The object argument must be an object that supports the buffer call interface (such as strings, arrays, and buffers). A new buffer object will be created which references the object argument.

So I guess we should expect the address memory to change. However, back to the original question, it seems that caching happens and I concur with you both, that it must be down to some sort of optimisation. Unfortunately, why and in which cases the caching happens, I cannot find out in the Python code base.

Answer 3

The memoryview returned by a.data seems to alternate between two (or more) views. If you store a given instance of a.data, you get consistent output:

>>> a.data
<memory at 0x7fb88ea1f828>
>>> a.data
<memory at 0x7fb88e98c4a8>
>>> t = a.data
>>> a.data
<memory at 0x7fb88e98ce48>
>>> a.data
<memory at 0x7fb88e98c3c8>
>>> a.data
<memory at 0x7fb88e98c4a8>
>>> a.data
<memory at 0x7fb88e98ce48>
>>> a.data
<memory at 0x7fb88e98c3c8>
>>> a.data
<memory at 0x7fb88e98c4a8>
>>> t
<memory at 0x7fb88ea1f828>
>>> t
<memory at 0x7fb88ea1f828>
>>> t
<memory at 0x7fb88ea1f828>

Note that there are 3 addresses rotating in the above example; I'm pretty sure this is all an implementation detail. I would guess that some caching is involved, implying that a new view is not actually generated each time you access a.data.

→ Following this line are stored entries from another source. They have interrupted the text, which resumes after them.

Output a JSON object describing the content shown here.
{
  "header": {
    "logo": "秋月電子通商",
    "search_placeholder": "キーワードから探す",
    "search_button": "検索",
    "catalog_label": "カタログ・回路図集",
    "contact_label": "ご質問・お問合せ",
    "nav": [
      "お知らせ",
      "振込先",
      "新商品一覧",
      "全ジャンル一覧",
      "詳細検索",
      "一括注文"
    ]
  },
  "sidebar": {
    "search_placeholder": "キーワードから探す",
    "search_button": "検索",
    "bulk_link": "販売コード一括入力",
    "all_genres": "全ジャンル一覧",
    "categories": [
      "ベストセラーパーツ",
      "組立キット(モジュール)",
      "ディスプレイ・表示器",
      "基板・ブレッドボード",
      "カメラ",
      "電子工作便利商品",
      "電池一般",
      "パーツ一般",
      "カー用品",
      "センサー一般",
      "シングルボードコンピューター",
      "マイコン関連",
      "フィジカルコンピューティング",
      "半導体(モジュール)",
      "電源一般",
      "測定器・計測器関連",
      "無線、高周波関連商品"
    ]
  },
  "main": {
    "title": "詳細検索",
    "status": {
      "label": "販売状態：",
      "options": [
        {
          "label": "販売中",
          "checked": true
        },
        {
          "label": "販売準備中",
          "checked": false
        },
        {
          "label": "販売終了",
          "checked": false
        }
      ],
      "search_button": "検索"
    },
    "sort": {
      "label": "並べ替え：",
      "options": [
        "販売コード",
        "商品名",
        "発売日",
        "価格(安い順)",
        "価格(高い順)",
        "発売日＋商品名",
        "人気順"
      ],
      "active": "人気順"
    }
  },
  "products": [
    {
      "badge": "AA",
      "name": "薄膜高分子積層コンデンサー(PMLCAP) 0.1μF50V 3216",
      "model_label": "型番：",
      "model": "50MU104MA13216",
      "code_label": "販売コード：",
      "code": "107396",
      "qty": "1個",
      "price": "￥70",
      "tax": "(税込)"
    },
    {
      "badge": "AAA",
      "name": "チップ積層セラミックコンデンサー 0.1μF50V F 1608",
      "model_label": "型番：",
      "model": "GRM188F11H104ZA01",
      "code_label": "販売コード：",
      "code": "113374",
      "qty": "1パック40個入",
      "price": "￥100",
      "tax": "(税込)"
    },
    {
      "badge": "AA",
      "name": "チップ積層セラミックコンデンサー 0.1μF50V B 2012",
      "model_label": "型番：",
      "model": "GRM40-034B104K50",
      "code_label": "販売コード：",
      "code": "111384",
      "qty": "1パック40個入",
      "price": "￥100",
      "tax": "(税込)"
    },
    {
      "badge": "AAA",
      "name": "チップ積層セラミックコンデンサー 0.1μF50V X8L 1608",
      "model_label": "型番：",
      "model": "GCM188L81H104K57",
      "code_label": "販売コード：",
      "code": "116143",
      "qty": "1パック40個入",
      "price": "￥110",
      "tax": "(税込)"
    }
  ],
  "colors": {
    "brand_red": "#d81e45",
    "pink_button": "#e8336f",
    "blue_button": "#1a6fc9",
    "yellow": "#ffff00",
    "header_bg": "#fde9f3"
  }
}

You can also make certain that you are looking at separate view objects:

>>> id(a.data)
140430643088968
>>> id(a.data)
140430643086280
>>> id(a.data)
140430643088968
>>> id(a.data)
140430643086280

So most of the confusion probably comes from the fact that the attribute notation of a.data would suggest that it's a fixed object we're talking about, while this is not the case.